Eine gewisse Unklarheit kommt aber auch aus der Rechtsprechung. Gemeint ist die neue Rechtsprechung des BGH im praxisrelevanten Unterhaltsrecht zu dem vom hauptbetreuenden Elternteil geleisteten "Restbarunterhalt" (BGH FamRZ 2022, 1366). Während eine Fraktion dieser Rechtsprechung ablehnend gegenübersteht (vgl. etwa Schürmann, FF 2022, 363; Seiler/Götz, FamRZ 2022, 1338; Duderstadt, FamRZ 2022, 1755; Bruske, FamRZ 2023, 339), wird sie von anderer Seite aus begrüßt (Gutdeutsch, FamRZ 2022, 1757; Borth, FamRZ 2022, 1758; Lies-Benachib, FamRZ 2023, 9). Während die Komplexität der Berechnungen beim "Massenphänomen Unterhalt" (BGH FamRZ 2018, 260) insbesondere bei größeren Rückstandsberechnungen nunmehr kaum noch ohne Softwareunterstützung in vertretbarem Umfang zu bewältigen ist, zeigen neben der Fachdiskussion auch erste Entscheidungen, dass das neue unterhaltsrechtliche Paradigma Anwendungsfragen aufwirft.
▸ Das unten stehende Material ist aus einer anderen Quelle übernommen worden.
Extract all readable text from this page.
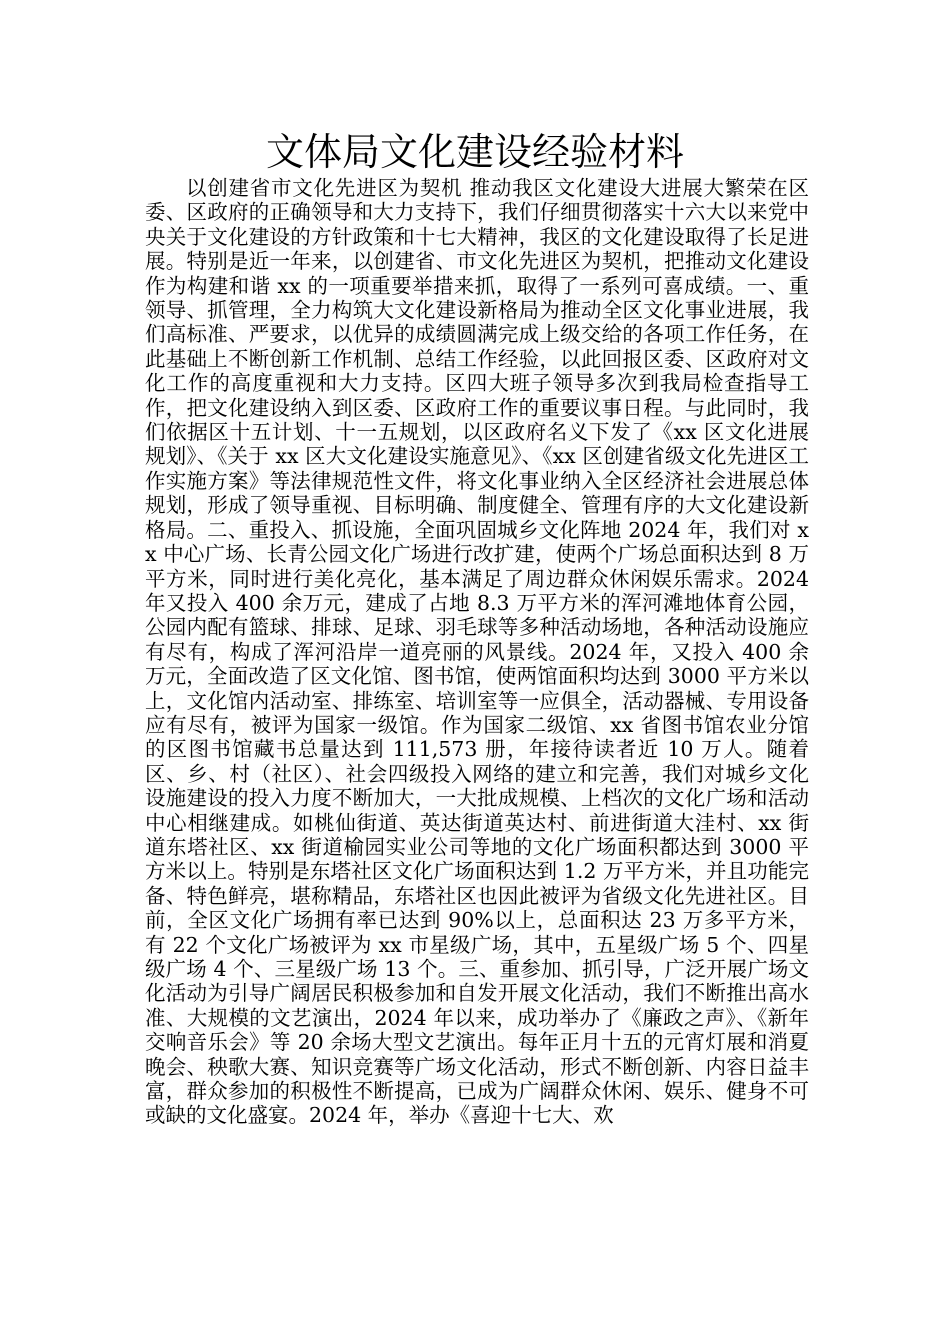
文体局文化建设经验材料

以创建省市文化先进区为契机 推动我区文化建设大进展大繁荣在区委、区政府的正确领导和大力支持下，我们仔细贯彻落实十六大以来党中央关于文化建设的方针政策和十七大精神，我区的文化建设取得了长足进展。特别是近一年来，以创建省、市文化先进区为契机，把推动文化建设作为构建和谐 xx 的一项重要举措来抓，取得了一系列可喜成绩。一、重领导、抓管理，全力构筑大文化建设新格局为推动全区文化事业进展，我们高标准、严要求，以优异的成绩圆满完成上级交给的各项工作任务，在此基础上不断创新工作机制、总结工作经验，以此回报区委、区政府对文化工作的高度重视和大力支持。区四大班子领导多次到我局检查指导工作，把文化建设纳入到区委、区政府工作的重要议事日程。与此同时，我们依据区十五计划、十一五规划，以区政府名义下发了《xx 区文化进展规划》、《关于 xx 区大文化建设实施意见》、《xx 区创建省级文化先进区工作实施方案》等法律规范性文件，将文化事业纳入全区经济社会进展总体规划，形成了领导重视、目标明确、制度健全、管理有序的大文化建设新格局。二、重投入、抓设施，全面巩固城乡文化阵地 2024 年，我们对 xx 中心广场、长青公园文化广场进行改扩建，使两个广场总面积达到 8 万平方米，同时进行美化亮化，基本满足了周边群众休闲娱乐需求。2024 年又投入 400 余万元，建成了占地 8.3 万平方米的浑河滩地体育公园，公园内配有篮球、排球、足球、羽毛球等多种活动场地，各种活动设施应有尽有，构成了浑河沿岸一道亮丽的风景线。2024 年，又投入 400 余万元，全面改造了区文化馆、图书馆，使两馆面积均达到 3000 平方米以上，文化馆内活动室、排练室、培训室等一应俱全，活动器械、专用设备应有尽有，被评为国家一级馆。作为国家二级馆、xx 省图书馆农业分馆的区图书馆藏书总量达到 111,573 册，年接待读者近 10 万人。随着区、乡、村（社区）、社会四级投入网络的建立和完善，我们对城乡文化设施建设的投入力度不断加大，一大批成规模、上档次的文化广场和活动中心相继建成。如桃仙街道、英达街道英达村、前进街道大洼村、xx 街道东塔社区、xx 街道榆园实业公司等地的文化广场面积都达到 3000 平方米以上。特别是东塔社区文化广场面积达到 1.2 万平方米，并且功能完备、特色鲜亮，堪称精品，东塔社区也因此被评为省级文化先进社区。目前，全区文化广场拥有率已达到 90%以上，总面积达 23 万多平方米，有 22 个文化广场被评为 xx 市星级广场，其中，五星级广场 5 个、四星级广场 4 个、三星级广场 13 个。三、重参加、抓引导，广泛开展广场文化活动为引导广阔居民积极参加和自发开展文化活动，我们不断推出高水准、大规模的文艺演出，2024 年以来，成功举办了《廉政之声》、《新年交响音乐会》等 20 余场大型文艺演出。每年正月十五的元宵灯展和消夏晚会、秧歌大赛、知识竞赛等广场文化活动，形式不断创新、内容日益丰富，群众参加的积极性不断提高，已成为广阔群众休闲、娱乐、健身不可或缺的文化盛宴。2024 年，举办《喜迎十七大、欢
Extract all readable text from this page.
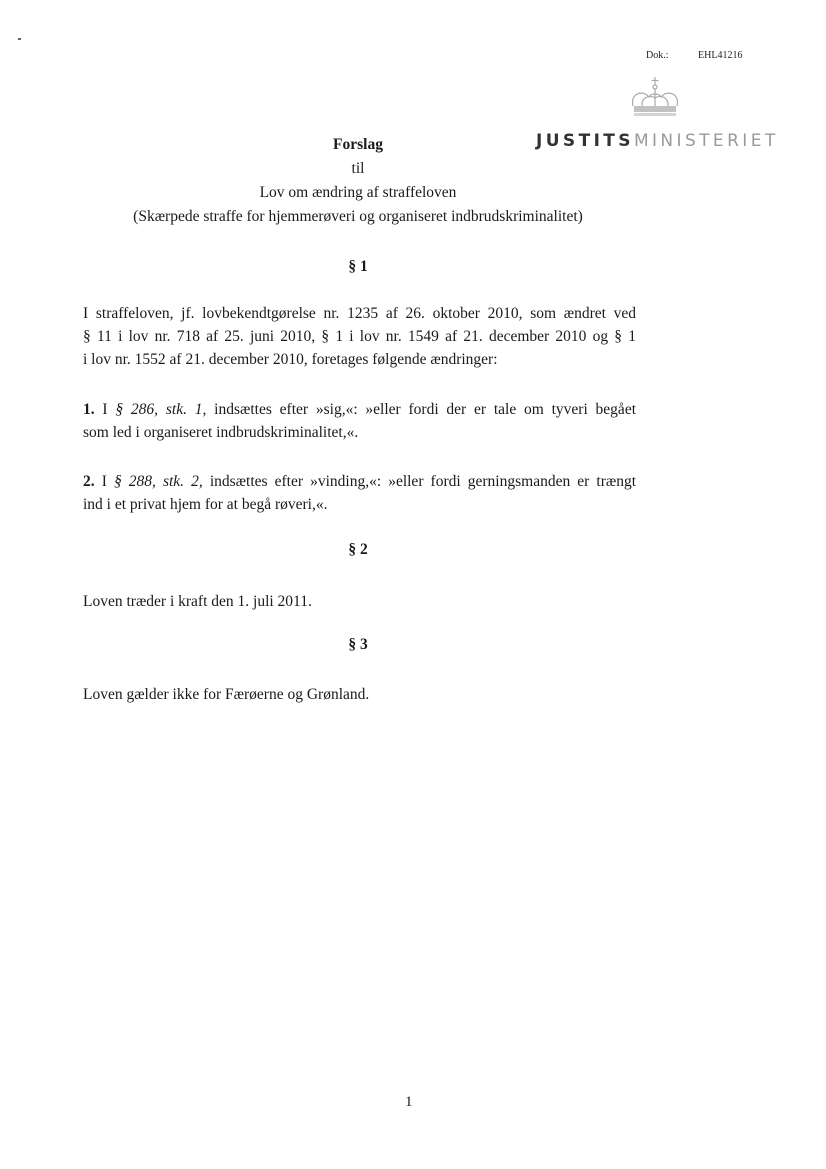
Dok.:	EHL41216
JUSTITSMINISTERIET
Forslag
til
Lov om ændring af straffeloven
(Skærpede straffe for hjemmerøveri og organiseret indbrudskriminalitet)
§ 1
I straffeloven, jf. lovbekendtgørelse nr. 1235 af 26. oktober 2010, som ændret ved
§ 11 i lov nr. 718 af 25. juni 2010, § 1 i lov nr. 1549 af 21. december 2010 og § 1
i lov nr. 1552 af 21. december 2010, foretages følgende ændringer:
1. I § 286, stk. 1, indsættes efter »sig,«: »eller fordi der er tale om tyveri begået
som led i organiseret indbrudskriminalitet,«.
2. I § 288, stk. 2, indsættes efter »vinding,«: »eller fordi gerningsmanden er trængt
ind i et privat hjem for at begå røveri,«.
§ 2
Loven træder i kraft den 1. juli 2011.
§ 3
Loven gælder ikke for Færøerne og Grønland.
1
So verlangt ein Senat des OLG Oldenburg bereits die konkrete Darlegung (und den Beweis) der Ausgaben für den "Restbarunterhalt" (OLG Oldenburg FamRZ 2023, 1371). Dieser aus der Unterhaltsberechnung im paritätischen Wechselmodell heraus entwickelten Rechtsprechung droht damit praktisch eine ähnliche Darlegungslastigkeit und rechnerische Überdimensionierung (an welche der Gesetzgeber mit seiner 6-Schritte-Rechnung für den Unterhalt bei erweitertem Umgang nahtlos anknüpft). Und wer profitiert? Die Kinder und die praktische Handhabe sind es nicht. Stattdessen profitiert am meisten der gut bis top verdienende hauptbetreuende Elternteil, denn je größer der Unterscheid zwischen beiden addierten bereinigten Nettoeinkommen zu demjenigen des barunterhaltspflichten Elternteils ist, umso mehr Ehegattenunterhalt gibt es. Frei nach dem Motto: Wer hat, dem wird gegeben!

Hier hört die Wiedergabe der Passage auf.